Parents, they are the first people in our life. We exist in this world because of them. They are our first teacher. They are the one who teaches us to take the first step of our life. Then we start to take steps on our own. We are so busy in growing up that we often forget that they are growing old too. There is no doubt that you love and appreciate your parents. But some of you who are grown up child must have experienced it. There is not a single person – including me – who don’t hurt their parents.
As a child, you see your dad as a Superman who protects you and your siblings. You see your mom as your caretaker. She takes care of you each day; from your food to the cleanliness of your socks. I don’t know about you people; but whenever I used to look at my parents while growing up they were so energetic, so young and live. Presently, I can see their cute faces with little bit of wrinkled skin and grey hairs. The whole life they kept struggling for us. For our food, our education, to provide us shelter and to cloth us with the best they can give.
And what we as an adult child doing? Guys, we must think about it!
Appreciate your parents. Your parents love you with no boundaries. Never complain to them about the things they give you. They won’t tell you but maybe that are the only things they probably have with them. You owe your parents for the things they have done while you’re growing up. Don’t favor them with the money you earn; they are your responsibility like the way you were. They have sacrificed a lot for you. Give them your love, time and respect.

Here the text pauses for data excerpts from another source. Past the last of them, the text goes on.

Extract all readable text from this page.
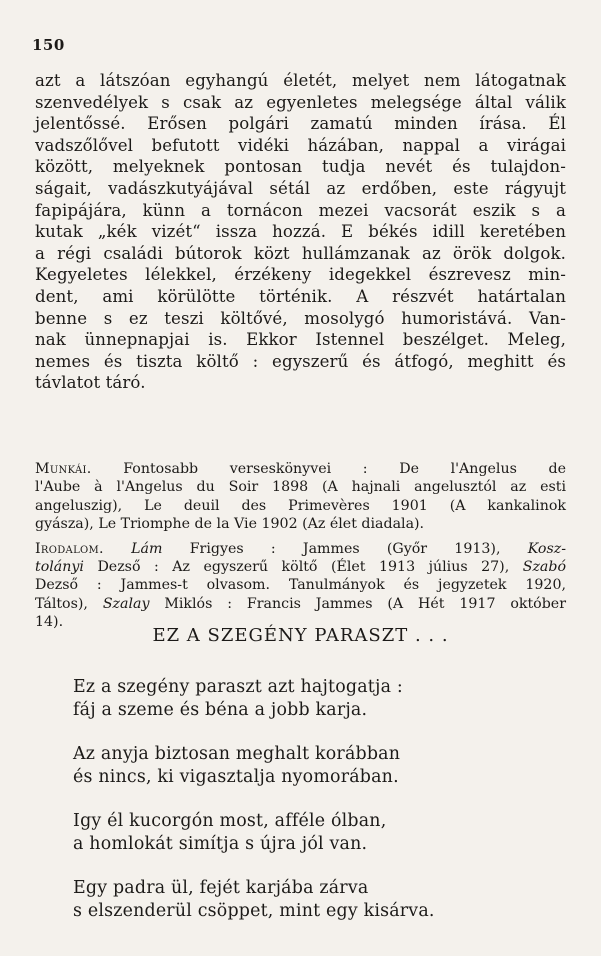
150
azt a látszóan egyhangú életét, melyet nem látogatnak
szenvedélyek s csak az egyenletes melegsége által válik
jelentőssé. Erősen polgári zamatú minden írása. Él
vadszőlővel befutott vidéki házában, nappal a virágai
között, melyeknek pontosan tudja nevét és tulajdon-
ságait, vadászkutyájával sétál az erdőben, este rágyujt
fapipájára, künn a tornácon mezei vacsorát eszik s a
kutak „kék vizét“ issza hozzá. E békés idill keretében
a régi családi bútorok közt hullámzanak az örök dolgok.
Kegyeletes lélekkel, érzékeny idegekkel észrevesz min-
dent, ami körülötte történik. A részvét határtalan
benne s ez teszi költővé, mosolygó humoristává. Van-
nak ünnepnapjai is. Ekkor Istennel beszélget. Meleg,
nemes és tiszta költő : egyszerű és átfogó, meghitt és
távlatot táró.
Munkái. Fontosabb verseskönyvei : De l'Angelus de
l'Aube à l'Angelus du Soir 1898 (A hajnali angelusztól az esti
angeluszig), Le deuil des Primevères 1901 (A kankalinok
gyásza), Le Triomphe de la Vie 1902 (Az élet diadala).
Irodalom. Lám Frigyes : Jammes (Győr 1913), Kosz-
tolányi Dezső : Az egyszerű költő (Élet 1913 július 27), Szabó
Dezső : Jammes-t olvasom. Tanulmányok és jegyzetek 1920,
Táltos), Szalay Miklós : Francis Jammes (A Hét 1917 október
14).
EZ A SZEGÉNY PARASZT . . .
Ez a szegény paraszt azt hajtogatja :
fáj a szeme és béna a jobb karja.
Az anyja biztosan meghalt korábban
és nincs, ki vigasztalja nyomorában.
Igy él kucorgón most, afféle ólban,
a homlokát simítja s újra jól van.
Egy padra ül, fejét karjába zárva
s elszenderül csöppet, mint egy kisárva.
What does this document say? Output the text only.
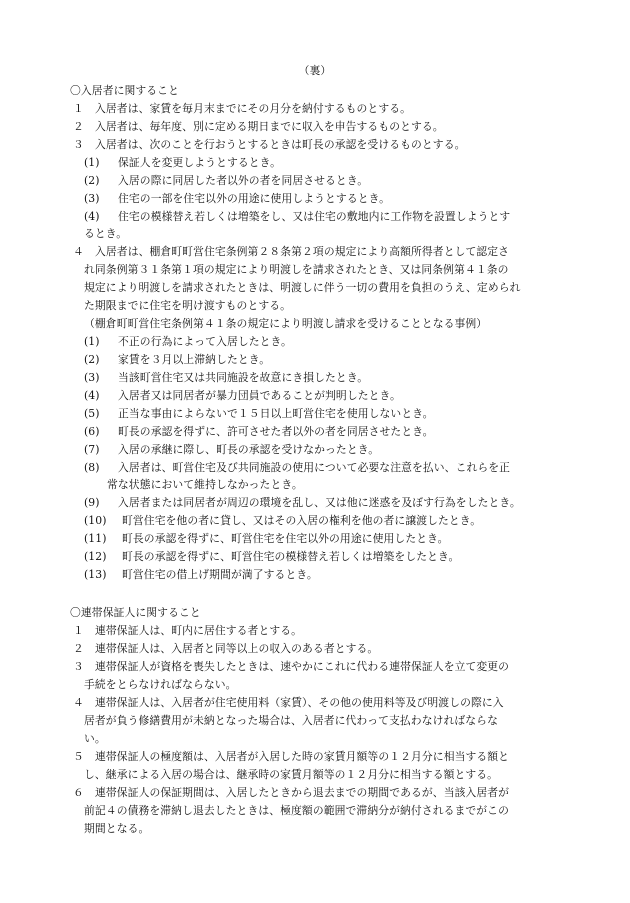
（裏）
〇入居者に関すること
１ 入居者は、家賃を毎月末までにその月分を納付するものとする。
２ 入居者は、毎年度、別に定める期日までに収入を申告するものとする。
３ 入居者は、次のことを行おうとするときは町長の承認を受けるものとする。
(1) 保証人を変更しようとするとき。
(2) 入居の際に同居した者以外の者を同居させるとき。
(3) 住宅の一部を住宅以外の用途に使用しようとするとき。
(4) 住宅の模様替え若しくは増築をし、又は住宅の敷地内に工作物を設置しようとす
るとき。
４ 入居者は、棚倉町町営住宅条例第２８条第２項の規定により高額所得者として認定さ
れ同条例第３１条第１項の規定により明渡しを請求されたとき、又は同条例第４１条の
規定により明渡しを請求されたときは、明渡しに伴う一切の費用を負担のうえ、定められ
た期限までに住宅を明け渡すものとする。
（棚倉町町営住宅条例第４１条の規定により明渡し請求を受けることとなる事例）
(1) 不正の行為によって入居したとき。
(2) 家賃を３月以上滞納したとき。
(3) 当該町営住宅又は共同施設を故意にき損したとき。
(4) 入居者又は同居者が暴力団員であることが判明したとき。
(5) 正当な事由によらないで１５日以上町営住宅を使用しないとき。
(6) 町長の承認を得ずに、許可させた者以外の者を同居させたとき。
(7) 入居の承継に際し、町長の承認を受けなかったとき。
(8) 入居者は、町営住宅及び共同施設の使用について必要な注意を払い、これらを正
常な状態において維持しなかったとき。
(9) 入居者または同居者が周辺の環境を乱し、又は他に迷惑を及ぼす行為をしたとき。
(10) 町営住宅を他の者に貸し、又はその入居の権利を他の者に譲渡したとき。
(11) 町長の承認を得ずに、町営住宅を住宅以外の用途に使用したとき。
(12) 町長の承認を得ずに、町営住宅の模様替え若しくは増築をしたとき。
(13) 町営住宅の借上げ期間が満了するとき。
〇連帯保証人に関すること
１ 連帯保証人は、町内に居住する者とする。
２ 連帯保証人は、入居者と同等以上の収入のある者とする。
３ 連帯保証人が資格を喪失したときは、速やかにこれに代わる連帯保証人を立て変更の
手続をとらなければならない。
４ 連帯保証人は、入居者が住宅使用料（家賃）、その他の使用料等及び明渡しの際に入
居者が負う修繕費用が未納となった場合は、入居者に代わって支払わなければならな
い。
５ 連帯保証人の極度額は、入居者が入居した時の家賃月額等の１２月分に相当する額と
し、継承による入居の場合は、継承時の家賃月額等の１２月分に相当する額とする。
６ 連帯保証人の保証期間は、入居したときから退去までの期間であるが、当該入居者が
前記４の債務を滞納し退去したときは、極度額の範囲で滞納分が納付されるまでがこの
期間となる。
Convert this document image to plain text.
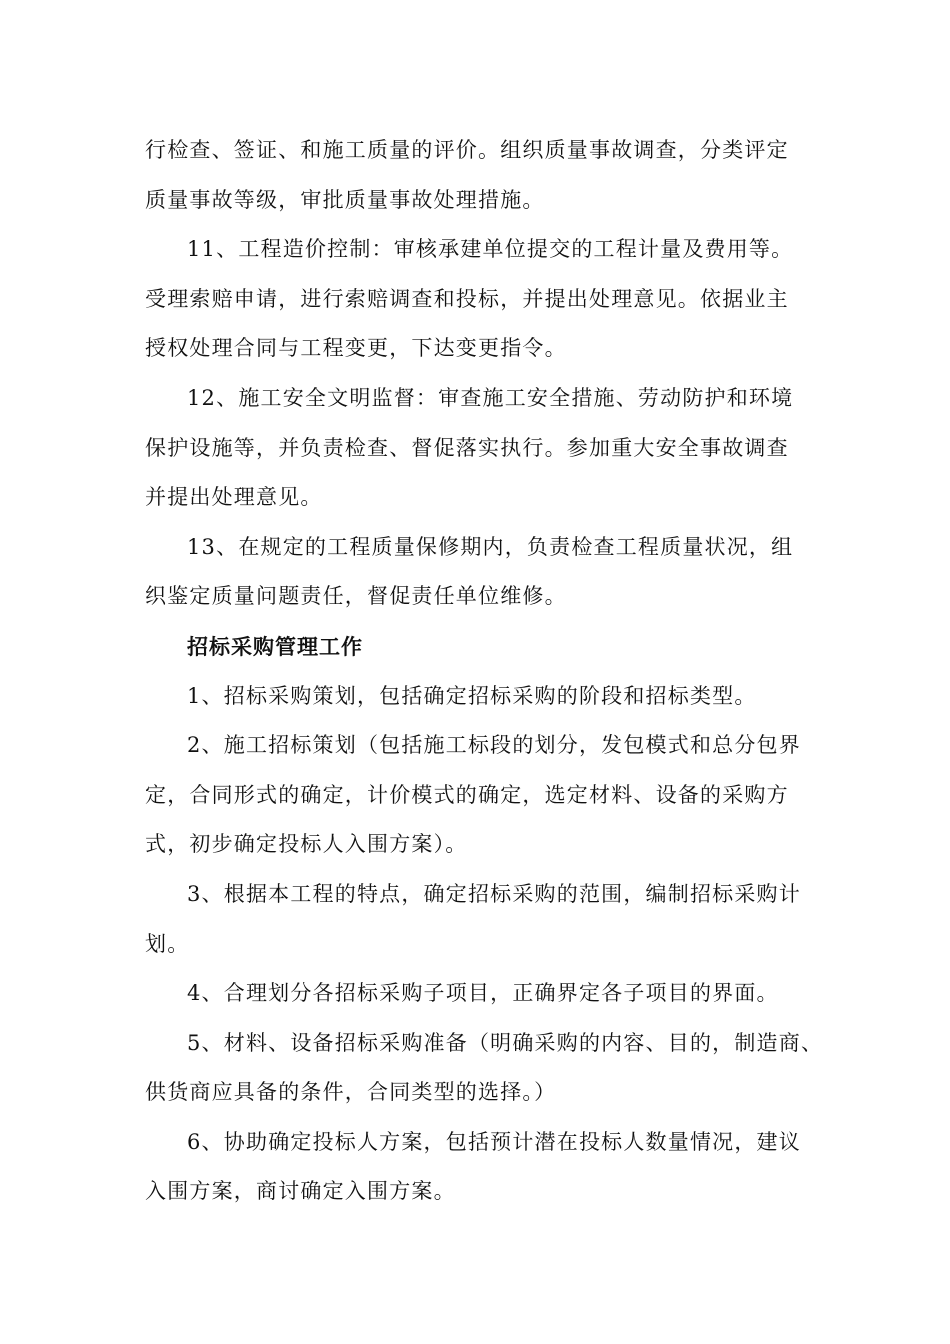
行检查、签证、和施工质量的评价。组织质量事故调查，分类评定
质量事故等级，审批质量事故处理措施。
11、工程造价控制：审核承建单位提交的工程计量及费用等。
受理索赔申请，进行索赔调查和投标，并提出处理意见。依据业主
授权处理合同与工程变更，下达变更指令。
12、施工安全文明监督：审查施工安全措施、劳动防护和环境
保护设施等，并负责检查、督促落实执行。参加重大安全事故调查
并提出处理意见。
13、在规定的工程质量保修期内，负责检查工程质量状况，组
织鉴定质量问题责任，督促责任单位维修。
招标采购管理工作
1、招标采购策划，包括确定招标采购的阶段和招标类型。
2、施工招标策划（包括施工标段的划分，发包模式和总分包界
定，合同形式的确定，计价模式的确定，选定材料、设备的采购方
式，初步确定投标人入围方案）。
3、根据本工程的特点，确定招标采购的范围，编制招标采购计
划。
4、合理划分各招标采购子项目，正确界定各子项目的界面。
5、材料、设备招标采购准备（明确采购的内容、目的，制造商、
供货商应具备的条件，合同类型的选择。）
6、协助确定投标人方案，包括预计潜在投标人数量情况，建议
入围方案，商讨确定入围方案。
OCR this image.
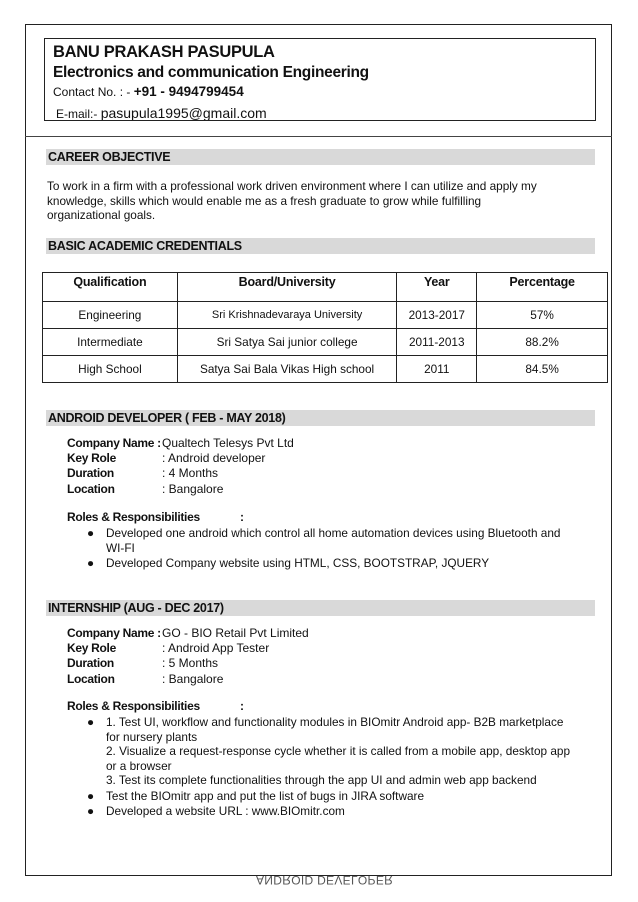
BANU PRAKASH PASUPULA
Electronics and communication Engineering
Contact No. : - +91 - 9494799454
E-mail:- pasupula1995@gmail.com
CAREER OBJECTIVE
To work in a firm with a professional work driven environment where I can utilize and apply my
knowledge, skills which would enable me as a fresh graduate to grow while fulfilling
organizational goals.
BASIC ACADEMIC CREDENTIALS
Qualification	Board/University	Year	Percentage
Engineering	Sri Krishnadevaraya University	2013-2017	57%
Intermediate	Sri Satya Sai junior college	2011-2013	88.2%
High School	Satya Sai Bala Vikas High school	2011	84.5%
ANDROID DEVELOPER ( FEB - MAY 2018)
Company Name : Qualtech Telesys Pvt Ltd
Key Role	: Android developer
Duration	: 4 Months
Location	: Bangalore
Roles & Responsibilities	:
● Developed one android which control all home automation devices using Bluetooth and
WI-FI
● Developed Company website using HTML, CSS, BOOTSTRAP, JQUERY
INTERNSHIP (AUG - DEC 2017)
Company Name : GO - BIO Retail Pvt Limited
Key Role	: Android App Tester
Duration	: 5 Months
Location	: Bangalore
Roles & Responsibilities	:
● 1. Test UI, workflow and functionality modules in BIOmitr Android app- B2B marketplace
for nursery plants
2. Visualize a request-response cycle whether it is called from a mobile app, desktop app
or a browser
3. Test its complete functionalities through the app UI and admin web app backend
● Test the BIOmitr app and put the list of bugs in JIRA software
● Developed a website URL : www.BIOmitr.com
ANDROID DEVELOPER
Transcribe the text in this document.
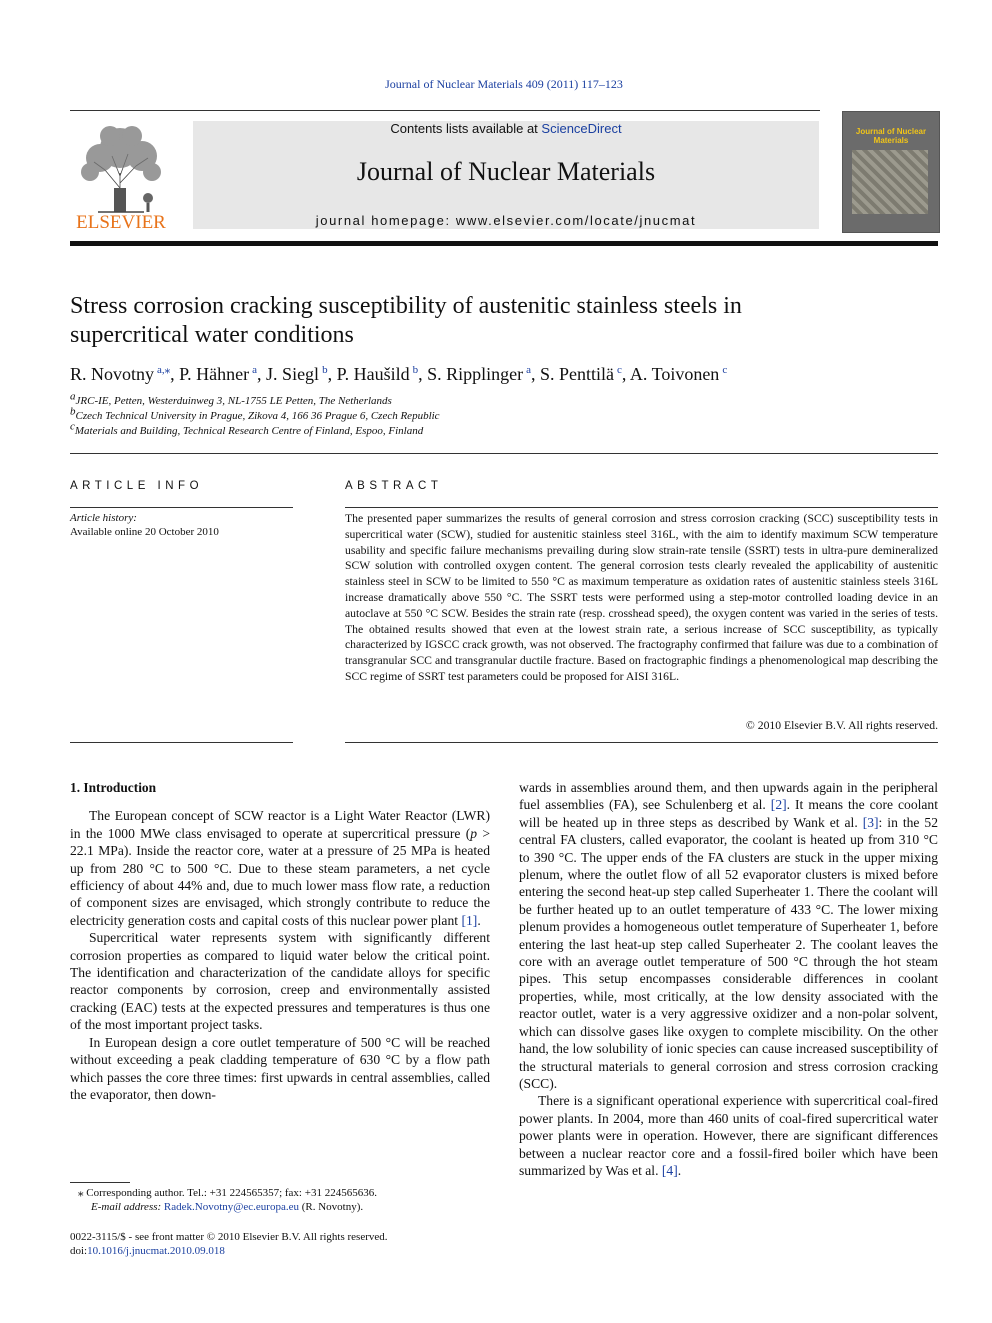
Journal of Nuclear Materials 409 (2011) 117–123
ELSEVIER
Contents lists available at ScienceDirect
Journal of Nuclear Materials
journal homepage: www.elsevier.com/locate/jnucmat
Journal of Nuclear Materials
Stress corrosion cracking susceptibility of austenitic stainless steels in supercritical water conditions
R. Novotny $^{a,⁎}$, P. Hähner $^a$, J. Siegl $^b$, P. Haušild $^b$, S. Ripplinger $^a$, S. Penttilä $^c$, A. Toivonen $^c$
$^a$JRC-IE, Petten, Westerduinweg 3, NL-1755 LE Petten, The Netherlands
$^b$Czech Technical University in Prague, Zikova 4, 166 36 Prague 6, Czech Republic
$^c$Materials and Building, Technical Research Centre of Finland, Espoo, Finland
ARTICLE INFO	ABSTRACT
Article history:
Available online 20 October 2010
The presented paper summarizes the results of general corrosion and stress corrosion cracking (SCC) susceptibility tests in supercritical water (SCW), studied for austenitic stainless steel 316L, with the aim to identify maximum SCW temperature usability and specific failure mechanisms prevailing during slow strain-rate tensile (SSRT) tests in ultra-pure demineralized SCW solution with controlled oxygen content. The general corrosion tests clearly revealed the applicability of austenitic stainless steel in SCW to be limited to 550 °C as maximum temperature as oxidation rates of austenitic stainless steels 316L increase dramatically above 550 °C. The SSRT tests were performed using a step-motor controlled loading device in an autoclave at 550 °C SCW. Besides the strain rate (resp. crosshead speed), the oxygen content was varied in the series of tests. The obtained results showed that even at the lowest strain rate, a serious increase of SCC susceptibility, as typically characterized by IGSCC crack growth, was not observed. The fractography confirmed that failure was due to a combination of transgranular SCC and transgranular ductile fracture. Based on fractographic findings a phenomenological map describing the SCC regime of SSRT test parameters could be proposed for AISI 316L.
© 2010 Elsevier B.V. All rights reserved.

1. Introduction

The European concept of SCW reactor is a Light Water Reactor (LWR) in the 1000 MWe class envisaged to operate at supercritical pressure (p > 22.1 MPa). Inside the reactor core, water at a pressure of 25 MPa is heated up from 280 °C to 500 °C. Due to these steam parameters, a net cycle efficiency of about 44% and, due to much lower mass flow rate, a reduction of component sizes are envisaged, which strongly contribute to reduce the electricity generation costs and capital costs of this nuclear power plant [1].

Supercritical water represents system with significantly different corrosion properties as compared to liquid water below the critical point. The identification and characterization of the candidate alloys for specific reactor components by corrosion, creep and environmentally assisted cracking (EAC) tests at the expected pressures and temperatures is thus one of the most important project tasks.

In European design a core outlet temperature of 500 °C will be reached without exceeding a peak cladding temperature of 630 °C by a flow path which passes the core three times: first upwards in central assemblies, called the evaporator, then down-

wards in assemblies around them, and then upwards again in the peripheral fuel assemblies (FA), see Schulenberg et al. [2]. It means the core coolant will be heated up in three steps as described by Wank et al. [3]: in the 52 central FA clusters, called evaporator, the coolant is heated up from 310 °C to 390 °C. The upper ends of the FA clusters are stuck in the upper mixing plenum, where the outlet flow of all 52 evaporator clusters is mixed before entering the second heat-up step called Superheater 1. There the coolant will be further heated up to an outlet temperature of 433 °C. The lower mixing plenum provides a homogeneous outlet temperature of Superheater 1, before entering the last heat-up step called Superheater 2. The coolant leaves the core with an average outlet temperature of 500 °C through the hot steam pipes. This setup encompasses considerable differences in coolant properties, while, most critically, at the low density associated with the reactor outlet, water is a very aggressive oxidizer and a non-polar solvent, which can dissolve gases like oxygen to complete miscibility. On the other hand, the low solubility of ionic species can cause increased susceptibility of the structural materials to general corrosion and stress corrosion cracking (SCC).

There is a significant operational experience with supercritical coal-fired power plants. In 2004, more than 460 units of coal-fired supercritical water power plants were in operation. However, there are significant differences between a nuclear reactor core and a fossil-fired boiler which have been summarized by Was et al. [4].

⁎ Corresponding author. Tel.: +31 224565357; fax: +31 224565636.
E-mail address: Radek.Novotny@ec.europa.eu (R. Novotny).
0022-3115/$ - see front matter © 2010 Elsevier B.V. All rights reserved.
doi:10.1016/j.jnucmat.2010.09.018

One day when they make an exit from our life, we would be shattered. As the life goes we would move on but the big vacuum becomes wider and deeper. We’ll feel like orphans – no parents at all. We will feel their absence, miss their guidance, faith, selfless and unconditional love. Although we were not too bad with them, we would feel we’ve not done enough. We may find new friends and relations, but our family members – parents, siblings, spouse, and children can never be replaced. Each plays a vital role and there is no ‘undo’ button here. It’s better to realize this and stop taking them for granted.
Let’s forget and forgive for each other’s action which we may dislike. Let’s just do all the good things we can… In all the places, we can… At all the time, we can and make their world and their actual home a better to live in before its’ too late.